Economists call this the Greater Fool theory and it has been proven many times. Investors staring at the plunging prices on the Shanghai market in recent days are just the latest victims of the fallacy that there will always be a buyer. It does not seem to occur to them, until it is too late, that if everyone in a market is buying in order to sell later on, and then they all try to sell at the same time (which must inevitably happen once the market peaks and all the automated stop-loss systems kick in) then there may be no buyers at all. Or not until prices have tumbled way below what anybody would consider good value. Clever investors buy at such times but they need good nerves.
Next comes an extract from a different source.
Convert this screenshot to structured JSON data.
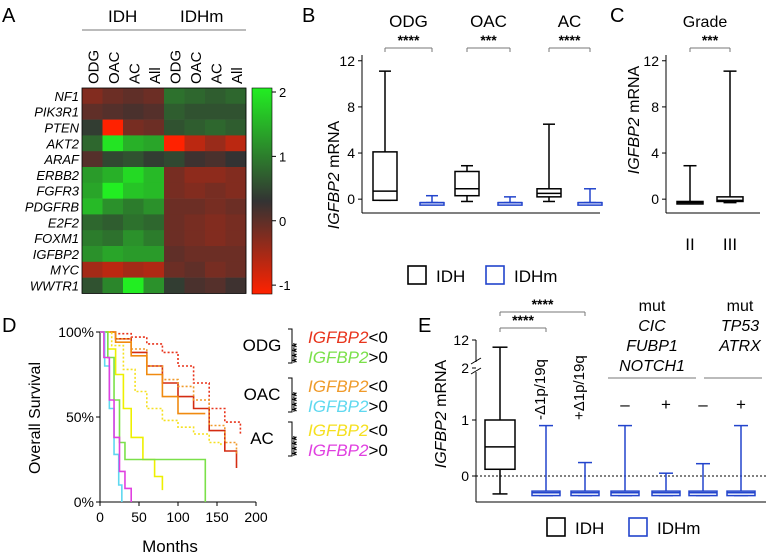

Markets in the long run may well rise steadily. You can draw a straight line from the past to the future and see it pointing upward. But the long run is a very long time, much longer than the febrile memories of the young men shouting into phones in stock markets. In the short run huge movements may take place beyond the ability of any computer program to calculate (study Chaos theory if you need convincing). And it is in the short run that loans to finance share purchases need to be repaid.

The Chinese cut interest rates today, by a derisory 0.25%. If they knew anything about economic history, or Keynesian monetary theory, they would know this is likely to be futile. Who is going to want to borrow in order to invest in a falling market? They need to convince investors that the economy is stable and growing, that the banks have plenty of liquidity and that businesses are not about to go bust in a big way because consumer confidence is shot to pieces. It's a hard act to bring off.